Lombalgie « spécifique » : la structure n’est pas la cause… enfin peut-être que si !

9 mins de lecture. Posté dans Lombaire
Un article de Paul Ingraham info

Le terme médical pour désigner une lombalgie sans cause spécifique est le suivant : « lombalgie commune ». On l’utilise lorsqu’on veut simplement dire qu’ « il s’agit d’un mal de dos ». C’est presque comme dire « lombalgie non diagnostiquée » ou « inexpliquée »… Pourquoi ne pas simplement utiliser ces termes ? La raison demeure bien floue.

Ce terme « commune » est étrange. Ce n’est pas le cas pour les autres pathologies ; il n’y a pas de céphalées communes, par exemple. Un mal de tête sans diagnostic spécifique est traditionnellement appelé une céphalée « de tension », ce qui est encore pire, car cela suppose une cause, qui est probablement erronée. Imaginez si nous appelions toutes les lombalgies communes « lombalgies de tension ».
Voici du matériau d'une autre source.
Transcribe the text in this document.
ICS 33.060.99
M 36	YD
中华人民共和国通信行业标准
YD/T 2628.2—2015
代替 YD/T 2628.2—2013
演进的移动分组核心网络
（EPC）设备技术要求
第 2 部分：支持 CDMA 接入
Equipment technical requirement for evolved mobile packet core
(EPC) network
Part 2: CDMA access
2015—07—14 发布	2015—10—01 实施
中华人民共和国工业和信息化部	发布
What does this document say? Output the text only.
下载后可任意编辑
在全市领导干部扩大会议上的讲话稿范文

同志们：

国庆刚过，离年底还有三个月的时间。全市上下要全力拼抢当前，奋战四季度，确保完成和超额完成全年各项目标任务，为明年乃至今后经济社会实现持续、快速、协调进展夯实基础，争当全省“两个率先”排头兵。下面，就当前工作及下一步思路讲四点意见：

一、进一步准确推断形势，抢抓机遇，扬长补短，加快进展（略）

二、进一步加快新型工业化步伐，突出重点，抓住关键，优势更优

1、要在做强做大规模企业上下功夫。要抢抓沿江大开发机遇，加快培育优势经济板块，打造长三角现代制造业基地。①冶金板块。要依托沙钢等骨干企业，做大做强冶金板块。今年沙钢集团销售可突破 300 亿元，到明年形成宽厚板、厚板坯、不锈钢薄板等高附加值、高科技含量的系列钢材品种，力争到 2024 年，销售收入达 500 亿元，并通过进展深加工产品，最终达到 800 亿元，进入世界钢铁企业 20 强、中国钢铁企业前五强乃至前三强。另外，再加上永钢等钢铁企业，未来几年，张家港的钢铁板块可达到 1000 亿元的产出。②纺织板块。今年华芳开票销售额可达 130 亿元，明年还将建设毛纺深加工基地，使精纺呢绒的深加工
La lombalgie chronique est souvent classée comme non spécifique : c’est-à-dire qu’aucune cause organique de la douleur ne peut être identifiée. Cela arrive souvent… officiellement, en tout cas. La plupart des gens n’entendront jamais le non-diagnostic de lombalgie « commune » de la part d’un médecin ou d’un kinésithérapeute, bien que ces professionnels de santé utilisent le terme dans le but de gérer les attentes et d’éduquer les patients. Mais la plupart du temps, cela se limite aux discussions sur la lombalgie en général, dans les articles scientifiques et les discussions entre collègues, formelles et abstraites.

La plupart des diagnostics de lombalgie dans le monde réel tentent d’être spécifiques… et se trompent.

 

Le diagnostic « spécifique » est à la fois courant et erroné (et même pas vraiment très spécifique)

Les lombalgies sont souvent imputées prématurément et excessivement, mais incorrectement à une cause spécifique – un peu comme l’hypothèse selon laquelle un mal de tête non diagnostiqué est causé par la « tension », alors que nous ne savons même pas avec certitude que la tension peut expliquer tout mal de tête, et qu’il existe de nombreuses autres causes connues. Voici trois exemples courants :

  1. De nombreux professionnels ne cessent d’affirmer, avec une intensité et une véhémence variables, que les lombalgies non diagnostiquées sont d’une certaine manière « dégénératives ». C’est l’hypothèse problématique sur laquelle je me suis principalement concentré jusqu’à présent dans ce livre.
  2. L’explication spécifique la plus populaire pour les lombalgies chez les patients est probablement le « spasme », qui est plus ou moins exactement la même chose que d’attribuer les maux de tête à la tension. Ce n’est pas particulièrement « spécifique », mais c’est certainement plus spécifique que « pas d’indice du tout ». C’est une idée ! C’est un mécanisme hypothétique spécifique de la douleur. Et on ne saurait trop insister sur la facilité avec laquelle les gens le prennent au sérieux comme explication d’un nouvel épisode de lombalgie. J’ai personnellement entendu des gens attribuer des lombalgies à des spasmes au moins plusieurs centaines de fois au cours de ma carrière.
  3. Et puis il y a une explication spécifique appréciée plus ou moins également par les patients et les professionnels : l’hypothèse d’une blessure – autrement dit qu’un stress physique relativement inoffensif est le coupable. Pour une explication spécifique, ce n’est pas très spécifique : quelle structure anatomique a été blessée et comment ; souvent ce diagnostic spécifique ne le précise pas. « Quelque chose dans la colonne vertébrale a été touché d’une manière ou d’une autre » est une formule équivoque ; le terme « disque écrasé » est utilisé, car c’est la seule blessure spécifique dont beaucoup de gens ont entendu parler.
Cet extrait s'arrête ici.